Runelang: The Parser (Part 1)

I’m still here! And less sick now.

Last time(s), we described and lexed) Runelang! This time around, let’s take the lexed tokens and go one step further and parse them!

So, how do we go about this? With a recursive descent parser!

  • Start with a list/stream of tokens
  • Using the first k (in a LL(k) parser) elements of the list, identify which sort of object we are parsing (a group / identifier / literal / expression / etc)
  • Call a parsing function for that object type (parseGroup etc) that will:
    • Recursively parse the given object type (this may in turn call more parse functions)
    • Advance the token stream ‘consuming’ any tokens used in this group so the new ‘first’ element is the next object

Initialization and parsing groups

Okay, let’s just get to the code. The outermost object that we’re always going to be parsing is a group, which is a sequence of other objects grouped by {...}. In fact, I’m actually going to add an implicit group around whatever code you type. So if you have something like rune { circle }, the actual parser will see { rune { circle } }, so we know we can always parse a group first.

Code:

export default function parse(tokens) {
  function parseGroup(terminator = "}") {
    let token = tokens.shift()
    log.debug("parseGroup", token)

    let nodes = []

    while (true) {
      if (tokens.length === 0) {
        console.log(token)
        log.error("unterminated group", token)
      }

      if (tokens[0].token === "}") {
        tokens.shift()
        return { type: "group", nodes, token }
      }

      if (tokens[0].token === "define") {
        nodes.push(parseDefine())
      } else {
        nodes.push(parseNode())
      }

      if (nodes.length >= 2) {
        nodes[nodes.length - 2].next = nodes[nodes.length - 1]
      }
    }
  }

  // Implicitly add a group
  tokens.unshift({ token: "{", row: 0, col: 0 })
  tokens.push({ token: "}", row: 0, col: 0 })

  return parseGroup()
}

Okay, what does that mean? Well, let’s go through the parts:

  • let token = tokens.shift()
    

    Consumes the first { and marks that as the token where the group starts (for debugging purposes)

  • let nodes = []
    
    while (true) {
      if (tokens.length === 0) {
        console.log(token)
        log.error("unterminated group", token)
      }
    
      if (tokens[0].token === "}") {
        tokens.shift()
        return { type: "group", nodes, token }
      }
    
      ...
    }
    

    Keep consuming tokens until one of two things happens:

    • If we hit the end of teh file, report a parse error
    • If we hit a }, that’s the end of the group, consume the } with tokens.shift and return the group along with any nodes we’ve parsed (next)
  • while (true) {
      ...
    
      if (tokens[0].token === "define") {
        nodes.push(parseDefine())
      } else {
        nodes.push(parseNode())
      }
    
      if (nodes.length >= 2) {
        nodes[nodes.length - 2].next = nodes[nodes.length - 1]
      }
    

    Finally, we parse either a normal node (with parseNode) or the special define syntax(s) (we’ll come back to defines later). A node in this case is basically a function call (with a few different forms). You can have terminals with no arguments or children like circle, parameters like star(5, 2), nodes (modifiers) that apply to a child group like double circle and rotate(0.25) { star(5, 2) }, or even stackers that apply specifically to lists, a la radial(scale: 0.5) [ circle times 5 ].

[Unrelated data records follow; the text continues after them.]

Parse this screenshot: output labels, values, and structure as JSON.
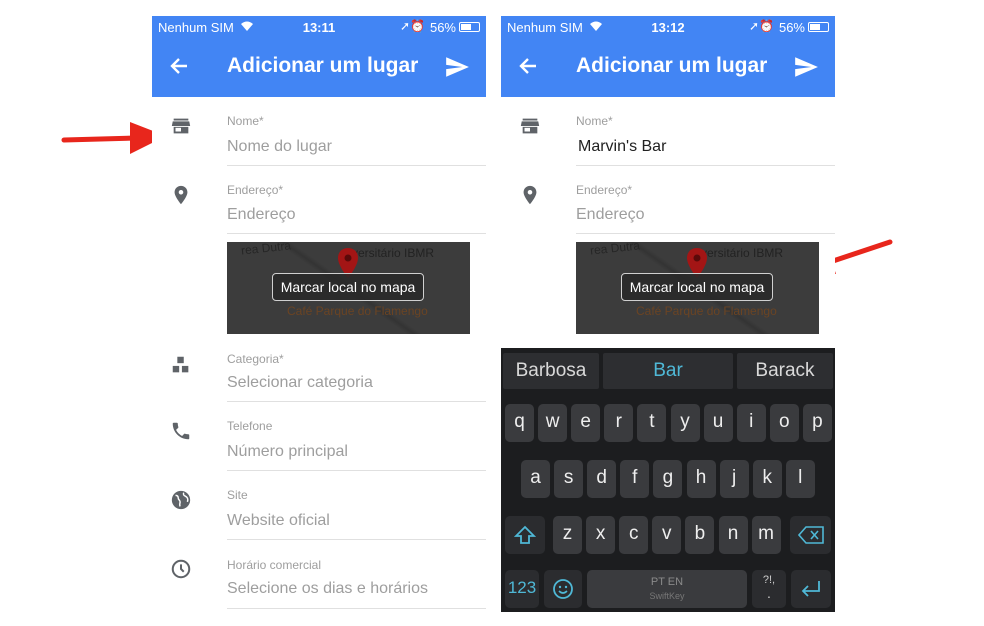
{
  "status": {
    "left": {
      "carrier": "Nenhum SIM",
      "time": "13:11",
      "battery": "56%"
    },
    "right": {
      "carrier": "Nenhum SIM",
      "time": "13:12",
      "battery": "56%"
    }
  },
  "app_bar": {
    "title": "Adicionar um lugar"
  },
  "fields": {
    "name_label": "Nome*",
    "name_placeholder": "Nome do lugar",
    "name_value_right": "Marvin's Bar",
    "address_label": "Endereço*",
    "address_placeholder": "Endereço",
    "category_label": "Categoria*",
    "category_placeholder": "Selecionar categoria",
    "phone_label": "Telefone",
    "phone_placeholder": "Número principal",
    "site_label": "Site",
    "site_placeholder": "Website oficial",
    "hours_label": "Horário comercial",
    "hours_placeholder": "Selecione os dias e horários"
  },
  "map": {
    "button_label": "Marcar local no mapa",
    "road_text": "rea Dutra",
    "poi_text": "versitário IBMR",
    "cafe_text": "Café Parque do Flamengo"
  },
  "keyboard": {
    "suggestions": [
      "Barbosa",
      "Bar",
      "Barack"
    ],
    "row1": [
      "q",
      "w",
      "e",
      "r",
      "t",
      "y",
      "u",
      "i",
      "o",
      "p"
    ],
    "row2": [
      "a",
      "s",
      "d",
      "f",
      "g",
      "h",
      "j",
      "k",
      "l"
    ],
    "row3": [
      "z",
      "x",
      "c",
      "v",
      "b",
      "n",
      "m"
    ],
    "numbers_key": "123",
    "space_lang": "PT EN",
    "space_brand": "SwiftKey",
    "punct_top": "?!,",
    "punct_bottom": "."
  },
  "colors": {
    "app_bar": "#4285f4",
    "annotation_arrow": "#e8261c",
    "keyboard_accent": "#4fb8d6"
  },
  "icons": [
    "back-arrow-icon",
    "send-icon",
    "store-icon",
    "location-pin-icon",
    "category-icon",
    "phone-icon",
    "globe-icon",
    "clock-icon",
    "shift-icon",
    "backspace-icon",
    "emoji-icon",
    "enter-icon"
  ]
}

    The last bit of code there (assigning a value to .next) looks a bit strange, but essentially what we’re doing is making a data structure that is a hybrid between an abstract syntax tree and a linked list. Each node is normally placed in a tree, but one thing that I wanted was to be able to treat {...} as implicit whenever I could. So instead of something like double { circle }, which would easily be parsed as a Node<double> with a child Group<Node<circle>>.

    But I want to be able to write double circle and have it work the same way. To do that, each time I parse a node in a single group, if it’s at least the second, I add a .next link that shows what the next node would be. That will cause some complications when running (for example: making sure I don’t evaluate the .next node as a child and then again at the top level).

So, we have the entire parseGroup function. Not at all that bad! But it depends on parseDefine and parseNode, so that’s what’s next!

Parsing nodes (function calls)

As mentioned above, a node is basically a function call. It can have up to 4 parts, depending on which kind of node it is. All but the identifier are optional, but if present, they have to be in this order:

  • An identifier which represents the name of the terminal / modifier / stacker that we’re going to be applying
  • A (, which signifies the start of a parameter list (either positional or key/value args); all three kinds of nodes can have this
  • A [, which signifies the start of a list child, only stackers should have these (but we’ll deal with that at runtime)
  • A {, which signifies the start of a group of children, which is primarily for modifiers (although they can also use the .next described above, but only if no group is present here)
function parseNode() {
  let token = tokens[0]
  log.debug("parseNode", token)

  let identifier = parseIdentifier()
  let params = null,
    list = null,
    body = null

  // Nodes have an identifier and then optionally a param list, list body, and group body (in that order)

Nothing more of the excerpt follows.